Bison’s Cafe [3/5]
3 (60%) 3 votes

Bison Cafe
The hubby and I headed into Bison’s Cafe* for a lazy Sunday dinner. Walking through the door, we were presented with a choice: turn left and we could seat ourselves in the “cafe” portion; continue straight and we would enter the “bar and grill” area. We turned left and selected a booth against the wall.

The staff was paying attention and immediately popped out of the kitchen to greet us and reassure us that a server would be out shortly. A few minutes later, when said server had not appeared, the same person who had greeted us took our drink orders–two sodas.

We pondered the menus for a little while, settling on a chicken bacon bleu sandwich for the hubby and a half rack of ribs for myself. As we put in our orders, our server asked me what temp I would like my ribs cooked at. I blinked and stated that that question was generally not asked…and she responded by saying that she was “sort of” new.

As we waited for our food, I soaked up the ambiance. Our booth featured tall wood backs, too straight to be comfortable, with thin red pleather cushions attached to the seat. The walls were divided into two sections, sort of an exaggerated chair rail concept. The bottom section was multi-colored distressed wood, fitting nicely into the reclaimed wood trend in decor. The top section was light, pale wood with southwestern feeling turquoise painted trim. Framed black and white photos hinted at history from “out west” and lazy ceiling fans circled overhead. Despite the relatively low speed, one rocked unnervingly in its socket.

Each table has its own lamp–the booths with wall mounted fixtures and the tables sporting black pendant lamps, with thick cables bent and contorted to angle just so. Several small tvs were placed in relatively unobtrusive locations. One ran a steady stream of local ads, while somewhere behind my head, one pattered away covering sports. Even with a light sweater, the restaurant was cold, and more than once I found myself looking up, trying to see if I was under a vent.

When our food arrived, I was impressed with the polish of the plating. We aren’t in food art spectacle territory here, it would be out of place, but the food was neatly stacked, the plate free of smudged sauces, and the deliberate care definitely caught my attention.

As someone who considers fries both a food group and an item best served piping hot, I began there. Each fry was large, barely crunchy, and coated in a seasoning blend that tasted to be 99% salt and 1% something undetectable which added a hint of color. I found them to be too salty for my taste–and when you are considering ketchup as a way to make something less salty you know that you’ve made a wrong turn. I thought that perhaps it was just my serving that got over seasoned, but my husband made the same comment unprompted.

The coleslaw was made of the large, crunchy, strips of cabbage and carrots that I generally prefer. The mayo based sauce had an oddly orange cast and a heat that built with each bite and provided a sustained burn. Generally when a traditionally mild/non-spicy dish has a kick, the menu plays it up. Code words like “southwestern” may be used, but usually something distinguishes it from the run-of-the-mill dish. I was puzzled since I hadn’t recalled any such labels and indeed a later check of the menu proved that there had not been one. My husband, with a greater spice tolerance than I have, enjoyed this greatly. I was less enthused.

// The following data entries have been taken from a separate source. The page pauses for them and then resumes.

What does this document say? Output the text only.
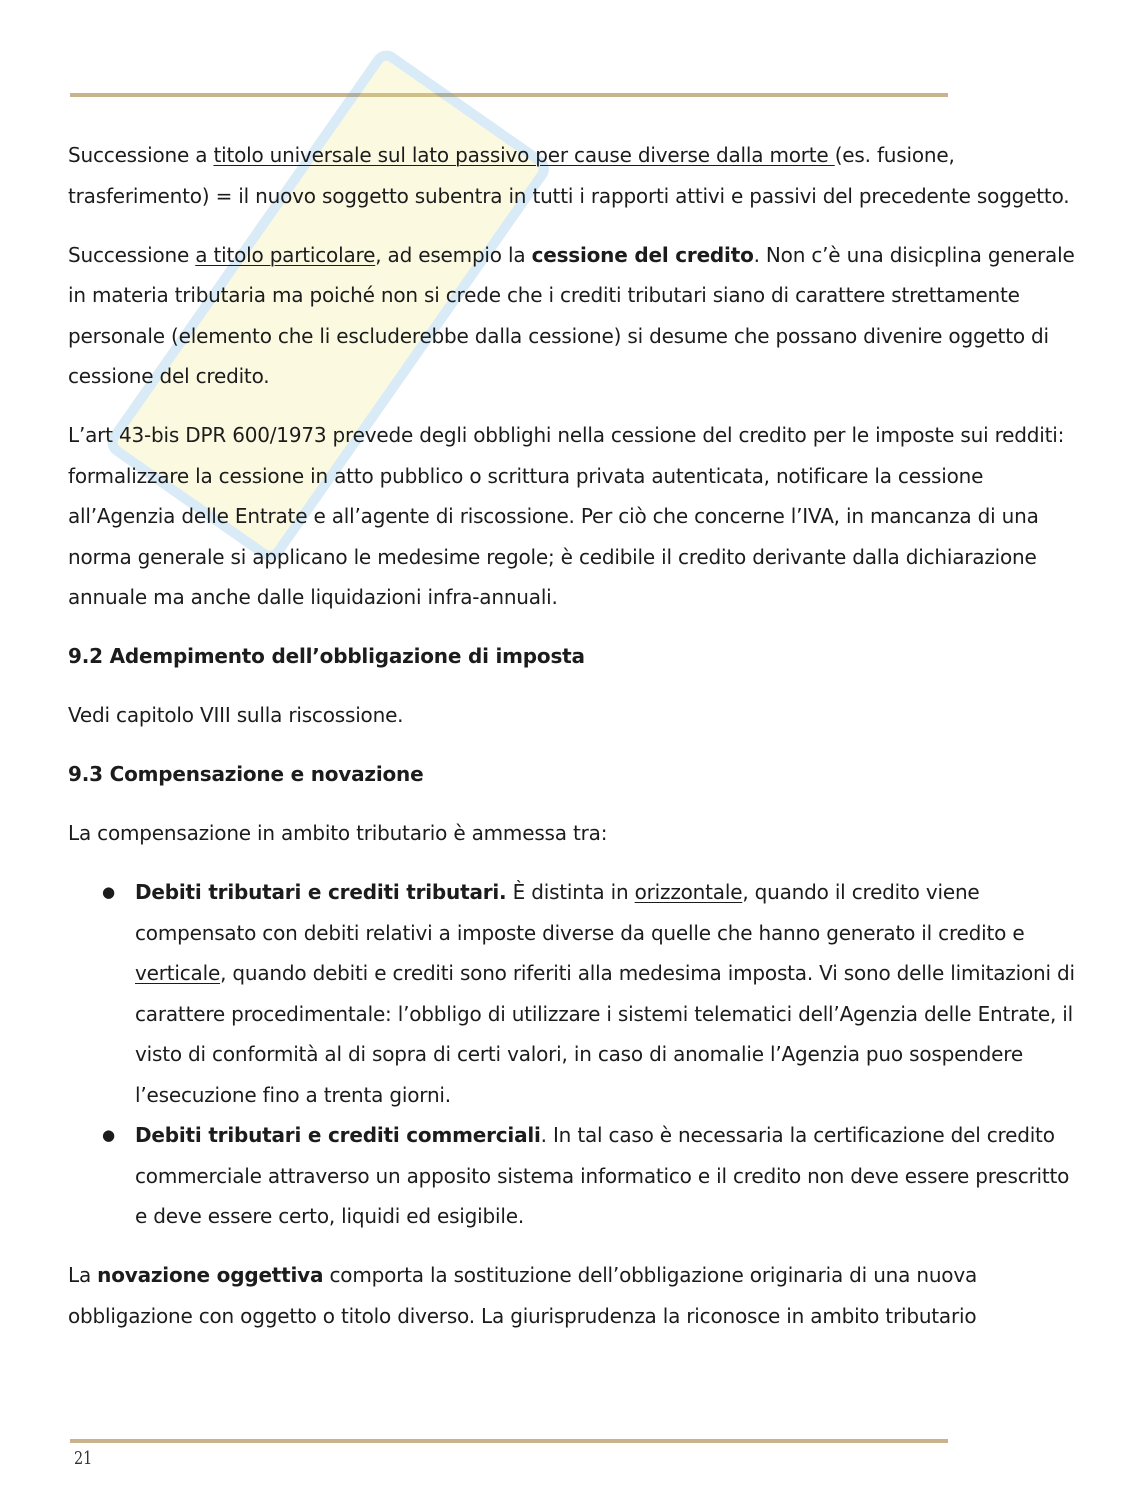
Successione a titolo universale sul lato passivo per cause diverse dalla morte (es. fusione, trasferimento) = il nuovo soggetto subentra in tutti i rapporti attivi e passivi del precedente soggetto.

Successione a titolo particolare, ad esempio la cessione del credito. Non c’è una disicplina generale in materia tributaria ma poiché non si crede che i crediti tributari siano di carattere strettamente personale (elemento che li escluderebbe dalla cessione) si desume che possano divenire oggetto di cessione del credito.

L’art 43-bis DPR 600/1973 prevede degli obblighi nella cessione del credito per le imposte sui redditi: formalizzare la cessione in atto pubblico o scrittura privata autenticata, notificare la cessione all’Agenzia delle Entrate e all’agente di riscossione. Per ciò che concerne l’IVA, in mancanza di una norma generale si applicano le medesime regole; è cedibile il credito derivante dalla dichiarazione annuale ma anche dalle liquidazioni infra-annuali.

9.2 Adempimento dell’obbligazione di imposta

Vedi capitolo VIII sulla riscossione.

9.3 Compensazione e novazione

La compensazione in ambito tributario è ammessa tra:

● Debiti tributari e crediti tributari. È distinta in orizzontale, quando il credito viene compensato con debiti relativi a imposte diverse da quelle che hanno generato il credito e verticale, quando debiti e crediti sono riferiti alla medesima imposta. Vi sono delle limitazioni di carattere procedimentale: l’obbligo di utilizzare i sistemi telematici dell’Agenzia delle Entrate, il visto di conformità al di sopra di certi valori, in caso di anomalie l’Agenzia puo sospendere l’esecuzione fino a trenta giorni.
● Debiti tributari e crediti commerciali. In tal caso è necessaria la certificazione del credito commerciale attraverso un apposito sistema informatico e il credito non deve essere prescritto e deve essere certo, liquidi ed esigibile.

La novazione oggettiva comporta la sostituzione dell’obbligazione originaria di una nuova obbligazione con oggetto o titolo diverso. La giurisprudenza la riconosce in ambito tributario

21
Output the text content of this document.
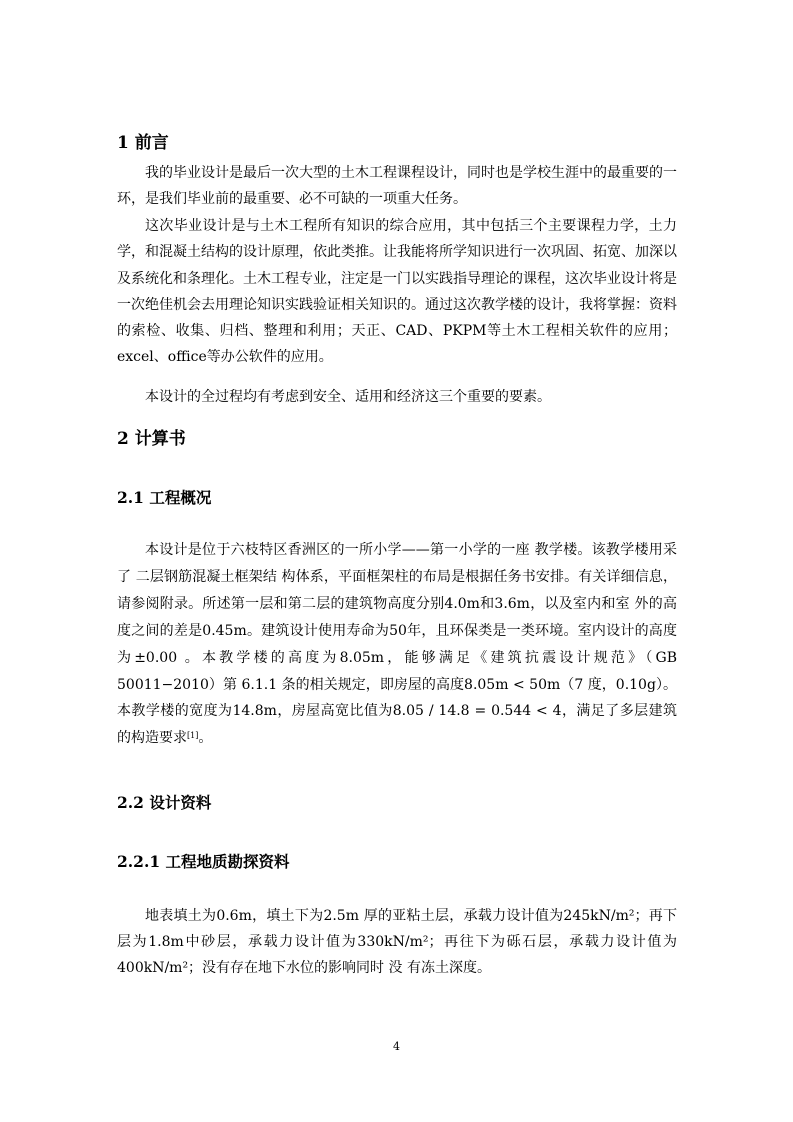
1 前言

我的毕业设计是最后一次大型的土木工程课程设计，同时也是学校生涯中的最重要的一环，是我们毕业前的最重要、必不可缺的一项重大任务。

这次毕业设计是与土木工程所有知识的综合应用，其中包括三个主要课程力学，土力学，和混凝土结构的设计原理，依此类推。让我能将所学知识进行一次巩固、拓宽、加深以及系统化和条理化。土木工程专业，注定是一门以实践指导理论的课程，这次毕业设计将是一次绝佳机会去用理论知识实践验证相关知识的。通过这次教学楼的设计，我将掌握：资料的索检、收集、归档、整理和利用；天正、CAD、PKPM等土木工程相关软件的应用；excel、office等办公软件的应用。

本设计的全过程均有考虑到安全、适用和经济这三个重要的要素。

2 计算书
2.1 工程概况

本设计是位于六枝特区香洲区的一所小学——第一小学的一座 教学楼。该教学楼用采了 二层钢筋混凝土框架结 构体系，平面框架柱的布局是根据任务书安排。有关详细信息，请参阅附录。所述第一层和第二层的建筑物高度分别4.0m和3.6m，以及室内和室 外的高度之间的差是0.45m。建筑设计使用寿命为50年，且环保类是一类环境。室内设计的高度为±0.00 。本教学楼的高度为8.05m，能够满足《建筑抗震设计规范》（GB 50011−2010）第 6.1.1 条的相关规定，即房屋的高度8.05m < 50m（7 度，0.10g）。本教学楼的宽度为14.8m，房屋高宽比值为8.05 / 14.8 = 0.544 < 4，满足了多层建筑的构造要求[1]。

2.2 设计资料
2.2.1 工程地质勘探资料

地表填土为0.6m，填土下为2.5m 厚的亚粘土层，承载力设计值为245kN/m²；再下层为1.8m中砂层，承载力设计值为330kN/m²；再往下为砾石层，承载力设计值为400kN/m²；没有存在地下水位的影响同时 没 有冻土深度。

4
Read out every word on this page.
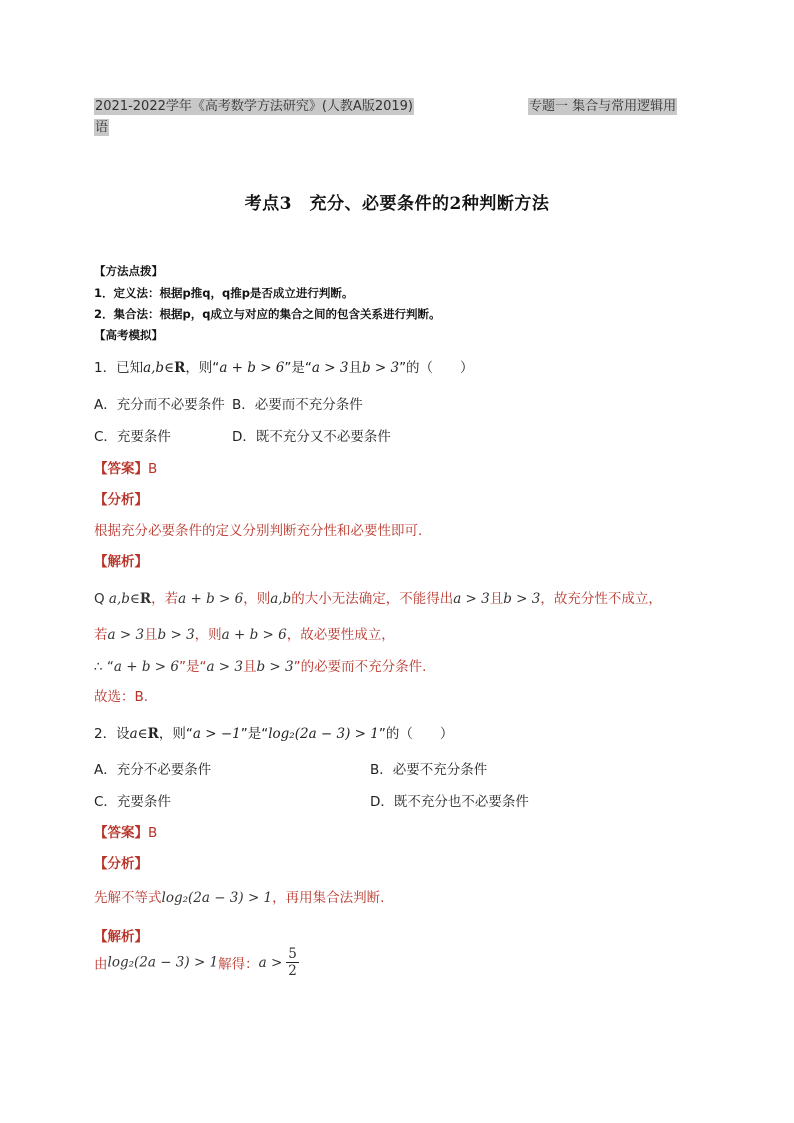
2021-2022学年《高考数学方法研究》(人教A版2019)	专题一 集合与常用逻辑用
语
考点3　充分、必要条件的2种判断方法
【方法点拨】
1．定义法：根据p推q，q推p是否成立进行判断。
2．集合法：根据p，q成立与对应的集合之间的包含关系进行判断。
【高考模拟】
1．已知a,b∈R，则“a + b > 6”是“a > 3且b > 3”的（　　）
A．充分而不必要条件 B．必要而不充分条件
C．充要条件	D．既不充分又不必要条件
【答案】B
【分析】
根据充分必要条件的定义分别判断充分性和必要性即可.
【解析】
Q a,b∈R，若a + b > 6，则a,b的大小无法确定，不能得出a > 3且b > 3，故充分性不成立，
若a > 3且b > 3，则a + b > 6，故必要性成立，
∴ “a + b > 6”是“a > 3且b > 3”的必要而不充分条件.
故选：B.
2．设a∈R，则“a > −1”是“log₂(2a − 3) > 1”的（　　）
A．充分不必要条件	B．必要不充分条件
C．充要条件	D．既不充分也不必要条件
【答案】B
【分析】
先解不等式log₂(2a − 3) > 1，再用集合法判断.
【解析】
由log₂(2a − 3) > 1解得：$a > \frac{5}{2}$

I was excited to try my ribs, they had smelled great as my plate was positioned in front of me and based on both smell and look I was expecting a thick, sweet sauce. So it was…odd…to take a bite and find that instead the sauce tasted more vinegar based and there was a slightly burnt aftertaste, despite there being no visibly burned spots on the ribs. A friend of mine, an experienced cook, suggested that it may have been the sauce itself which was slightly burned. It would certainly explain the ghost like presence of the aftertaste. The meat was tender, but the flavor of the sauce made any other features unremarkable.

The garlic bread was great–french bread with a crispy, crunchy exterior and a full buttery, garlicky flavor.

Bison Cafe
The hubby was happier with his sandwich than I was with my meal. He reported that the chicken was well cooked and the blue cheese added a nice punch.

Bison’s Cafe offers a variety of American fare in a casual full service environment but on our visit, everything seemed just a little bit out of step. My meal consisted of dishes which came close, but fell short in one way or another–salty fries, spicy coleslaw, ribs with potentially burnt sauce. The service was similarly spotty. After our server’s faux pas with the ribs, things were continuing along swimmingly until we reached near the close of the meal. Then there was an odd rush in the pacing–a sudden flurry of motion to get us the check and a box and out the door–despite the fact that it was still several hours to close and the dining area was no where near full. The staff may simply be used to people who want to leave in a hurry, but personally I just felt rushed. I would give it another try, especially if a friend wanted to stop in, but it’s not a place I am compelled to return to.

Total for the meal: $27.53 (Includes one sandwich, one half rib plate, and two sodas.)

*Bison’s Cafe and Bison’s Bar and Grill are the same establishment. I’m not entirely sure why they have two names, but since Bison’s Cafe is the name on their website, we’re running with that.